“Essere donna è così affascinante. È un’avventura che richiede un tale coraggio, una sfida che non finisce mai.'”
Ci sono cose che solo se sei una donna che nuota puoi capire.
E’ mattina e nello specchio hai il riflesso di te. Occhiaie confuse tra l’alone del mascara sciolto e quel segno sulla fronte che ancora è lì.
Il profumo del cloro è ancora lì, tra i teli ed i costumi da lavare e lo zaino da sistemare. L’acqua fa già parte del ritmo di un giorno che è sempre lo stesso, ma è sempre diverso.
La seconda casa
Molti dicono “la piscina è la mia seconda casa”. Spesso ho sentito quella corsia come la mia unica casa.
Quando nelle mura costruite in mattoni e cemento non trovavi nessuno ad abbracciarti, nelle altre mura, quelle di acqua e mattonelle azzurre avevi sempre lei. Hai trovato conforto e confronto, ti perdevi nei sorrisi dei bambini che aspettavano in fila sulle panchine. L’unico posto in cui anche se mezza nuda non avevi paura. Le debolezze in acqua non sono usate contro di te, per distruggerti, ma per te, per fortificarti, per farti esprimere quella forza e la meraviglia che sai di avere.
Siamo quelle che si sono fatte bruciare capelli e sopracciglia dal cloro.
Vorremmo la “crema miracolosa” che con una sola applicazione cancella sui capelli i danni di un anno di maltrattamenti. Ogni volta però ci guardiamo allo specchio e sorridiamo davanti al solito elastico che avvolge una coda schiarita dal cloro.
Ci alleniamo con i maschi, non ci vengono risparmiate vasche, ma i nostri tempi saranno sempre più alti dei loro.
Numericamente saremo sempre di meno rispetto a loro. Siamo un universo nell’universo. Coloriamo ed alleggeriamo la corsia. Diamo consigli e rimedi.
Abbracciamo, forte.
Abbiamo dimenticato cosa sia portare bracciali o orecchini durante la settimana ed aspettiamo il week end per renderci irresistibili. Giochiamo col make up a dipingere labbra rosse e sciogliere finalmente i capelli, su quelle spalle forgiate dalle bracciate.
Amiamo il Costumone
Amiamo il costumone. Nasconde la cellulite, e così stretto sembra che metta insieme i pezzi rotti di noi che si ricompongono soltanto quando saliamo sul blocco. Dietro agli occhialini nascondiamo mascara sciolto dall’acqua e dalle lacrime, in quei giorni in cui le debolezze devono essere lasciate sul bordo vasca.

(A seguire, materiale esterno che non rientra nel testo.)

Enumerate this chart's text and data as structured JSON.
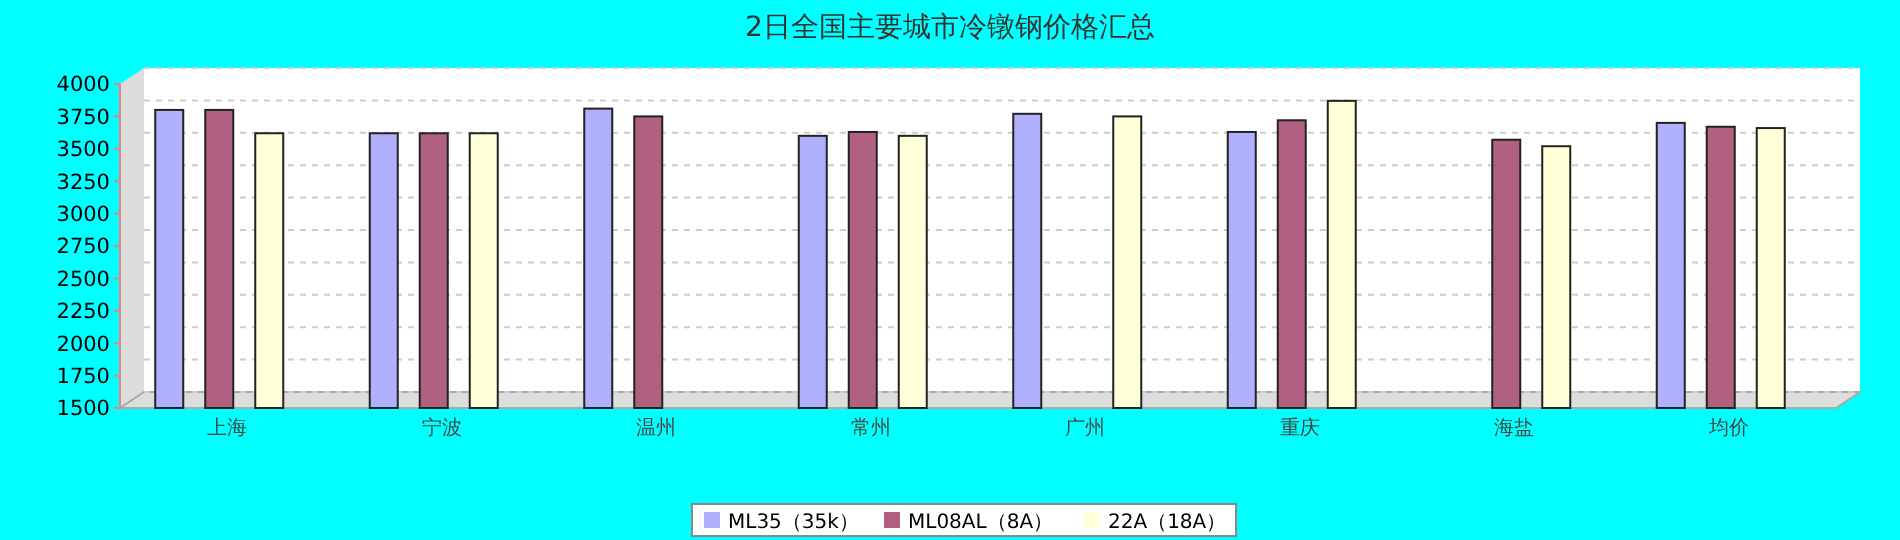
{
  "chart_data": {
    "type": "bar",
    "title": "2日全国主要城市冷镦钢价格汇总",
    "categories": [
      "上海",
      "宁波",
      "温州",
      "常州",
      "广州",
      "重庆",
      "海盐",
      "均价"
    ],
    "series": [
      {
        "name": "ML35（35k）",
        "color": "#b0b0ff",
        "values": [
          3800,
          3620,
          3810,
          3600,
          3770,
          3630,
          null,
          3700
        ]
      },
      {
        "name": "ML08AL（8A）",
        "color": "#b06080",
        "values": [
          3800,
          3620,
          3750,
          3630,
          null,
          3720,
          3570,
          3670
        ]
      },
      {
        "name": "22A（18A）",
        "color": "#ffffd8",
        "values": [
          3620,
          3620,
          null,
          3600,
          3750,
          3870,
          3520,
          3660
        ]
      }
    ],
    "ylim": [
      1500,
      4000
    ],
    "yticks": [
      1500,
      1750,
      2000,
      2250,
      2500,
      2750,
      3000,
      3250,
      3500,
      3750,
      4000
    ],
    "grid": "y",
    "legend": "bottom"
  }
}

Siamo capaci di nuotare con la febbre sperando che l’acqua la curi. Nuotiamo in giorni in cui il nostro corpo ci ordina ritmi diversi, ricordandoci che il nostro essere donne é lì e da lì non si scappa. In acqua abbiamo trovato un mondo oltre il nostro mondo, la forza oltre le nostre debolezze. Abbiamo curato con il cloro un cuore a pezzi e, per rianimarlo, lo abbiamo portato di nuovo al limite, fino a quando non ha ripreso il suo battito.
Ci hanno detto che pratichiamo uno sport da maschi, che abbiamo le spalle larghe e noi abbiamo sorriso ogni volta, perché noi amiamo questo sport da maschio e le nostre spalle, sono diventate così larghe solo per far poggiare la testa a chi ne avesse bisogno.
È il momento per azzerare la gravità, per alleggerire i pesi, per dimostrare a noi stesse che il dolore non esiste, che la stanchezza passerà, che quelle gambe che sanno camminare a dodici centimetri da terra avvolte in calze nere, possono spingere acqua e macinare chilometri. Le nostre braccia, delicato e morbido cuscino, possono diventare spinta e motore, tagliare acqua e secondi, aspirando ad un solo riconoscimento: il nostro.